Three – 02

[This post is from Kailey Astoris’s point of view.]

She didn’t break into a jog until they’d cleared the orchard and the Valley’s inner wall, the old wall that her father and uncles had built before she was born. Her little brother peeled off before they reached it, leaving her alone. She tried not to let the worry show on her face, tried to seem casual—her mother had always taught her not to show worry in public, because a member of their family showing levels of concern like that typically got other people worried, too. Right now, not knowing what had happened, even the possibility of stirring up any kind of chaos wasn’t worth it.

She still wasn’t sure where her mother’s belief came from, but she was willing to take it at face value.

Besides, I could be panicking over absolutely nothing. He is probably fine. He usually is when stuff like this happens. I’m rushing off to make sure he’s okay for some kind of twisted ankle or broken wrist or something ridiculous, I’m sure.

The last time something had happened to one of them, Tory had turned an ankle in a hollow and then smacked his head on a rock. It was nothing that a few days of rest, willowbark tea, and some ace bandage hadn’t fixed.

Still, somehow this felt different—she knew that in her gut just as she knew that showing any reaction to this would stir up a panic. Better someone thought that perhaps she was late to a lesson or something than thinking she was rushing to her cousin’s side.

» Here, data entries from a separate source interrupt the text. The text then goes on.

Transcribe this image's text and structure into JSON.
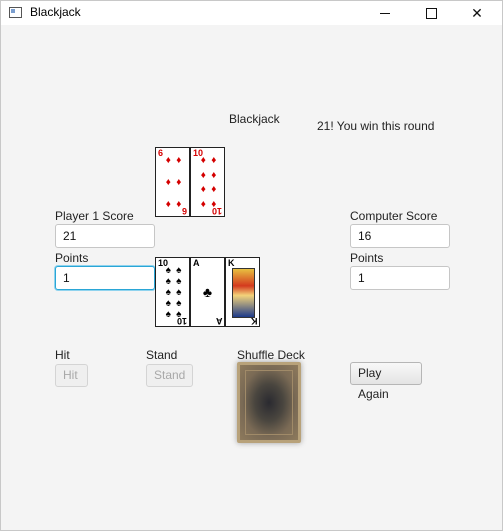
{
  "window": {
    "title": "Blackjack"
  },
  "header": {
    "title": "Blackjack",
    "status": "21! You win this round"
  },
  "player": {
    "score_label": "Player 1 Score",
    "score_value": "21",
    "points_label": "Points",
    "points_value": "1",
    "cards": [
      {
        "rank": "10",
        "suit": "♠",
        "color": "black"
      },
      {
        "rank": "A",
        "suit": "♣",
        "color": "black"
      },
      {
        "rank": "K",
        "suit": "♦",
        "color": "red"
      }
    ]
  },
  "computer": {
    "score_label": "Computer Score",
    "score_value": "16",
    "points_label": "Points",
    "points_value": "1",
    "cards": [
      {
        "rank": "6",
        "suit": "♦",
        "color": "red"
      },
      {
        "rank": "10",
        "suit": "♦",
        "color": "red"
      }
    ]
  },
  "controls": {
    "hit_label": "Hit",
    "hit_button": "Hit",
    "stand_label": "Stand",
    "stand_button": "Stand",
    "shuffle_label": "Shuffle Deck",
    "play_again_button": "Play Again"
  },
  "colors": {
    "focus": "#2aa6d6",
    "card_red": "#d40000"
  }
}
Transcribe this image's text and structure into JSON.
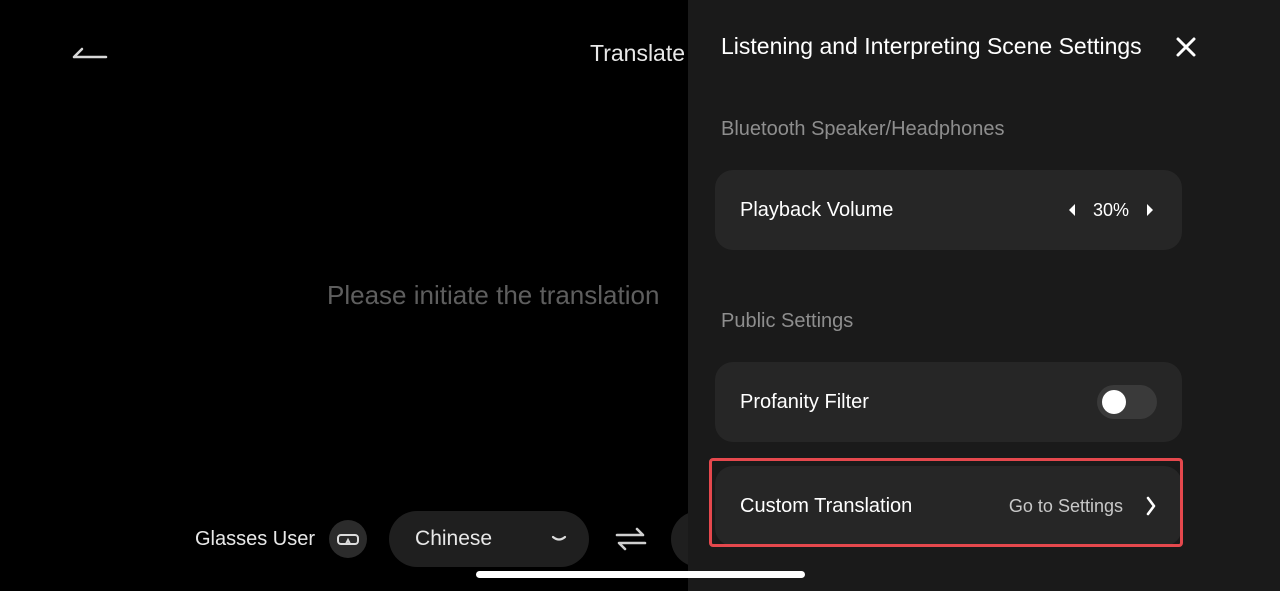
{
  "background": {
    "title": "Translate",
    "prompt": "Please initiate the translation",
    "user_label": "Glasses User",
    "source_language": "Chinese"
  },
  "panel": {
    "title": "Listening and Interpreting Scene Settings",
    "sections": {
      "bluetooth": {
        "label": "Bluetooth Speaker/Headphones",
        "playback_volume": {
          "label": "Playback Volume",
          "value": "30%"
        }
      },
      "public": {
        "label": "Public Settings",
        "profanity_filter": {
          "label": "Profanity Filter",
          "enabled": false
        },
        "custom_translation": {
          "label": "Custom Translation",
          "action": "Go to Settings"
        }
      }
    }
  },
  "colors": {
    "panel_bg": "#1a1a1a",
    "card_bg": "#262626",
    "highlight": "#e5484d"
  },
  "icons": [
    "back-arrow-icon",
    "glasses-icon",
    "chevron-down-icon",
    "swap-icon",
    "close-icon",
    "caret-left-icon",
    "caret-right-icon",
    "chevron-right-icon"
  ]
}
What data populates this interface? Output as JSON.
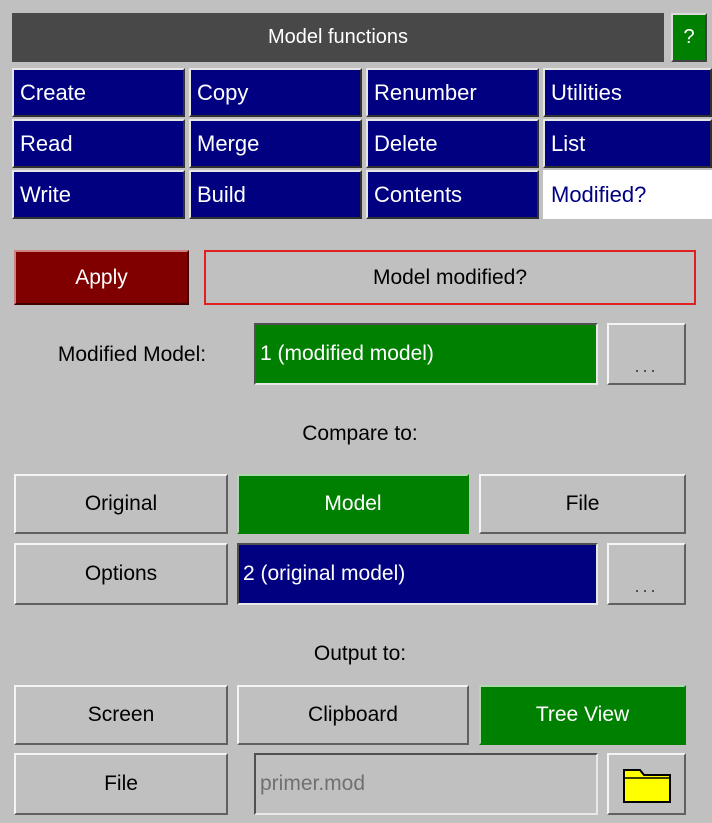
{
  "title": "Model functions",
  "help_label": "?",
  "menu": {
    "row1": [
      "Create",
      "Copy",
      "Renumber",
      "Utilities"
    ],
    "row2": [
      "Read",
      "Merge",
      "Delete",
      "List"
    ],
    "row3": [
      "Write",
      "Build",
      "Contents",
      "Modified?"
    ]
  },
  "apply_label": "Apply",
  "header_label": "Model modified?",
  "modified_model": {
    "label": "Modified Model:",
    "value": "1 (modified model)",
    "browse": "..."
  },
  "compare": {
    "heading": "Compare to:",
    "original": "Original",
    "model": "Model",
    "file": "File",
    "options": "Options",
    "value": "2 (original model)",
    "browse": "..."
  },
  "output": {
    "heading": "Output to:",
    "screen": "Screen",
    "clipboard": "Clipboard",
    "tree_view": "Tree View",
    "file": "File",
    "filename": "primer.mod"
  },
  "colors": {
    "panel": "#c0c0c0",
    "menu_blue": "#000080",
    "active_green": "#008000",
    "apply_red": "#800000",
    "folder_yellow": "#ffff00"
  },
  "icons": {
    "folder": "folder-icon"
  }
}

Yes, that was much better.

Of the dozens of children in the Valley, she was among the oldest, eighteen months younger than Kurt and Gwen—now eighteen and practically considered adults by everyone else—and twelve and ten months younger than Lin, Tory, and Anne. They were the ones conceived in that first year after the End. All the rest came after, a baby boom that swelled for several years after the peace her aunt had brokered. If she was honest, it had never really ended. There were always packs of kids and teenagers around, knots of three and four, herds of six and seven and eight, ranging in age from three to seventeen.

There were so many of them, now, that she sometimes wondered if the stories she heard of those first few years after the End could have possibly been true.

After all, how would any of them have dared to have children if all the stories Phelan and the others told were true?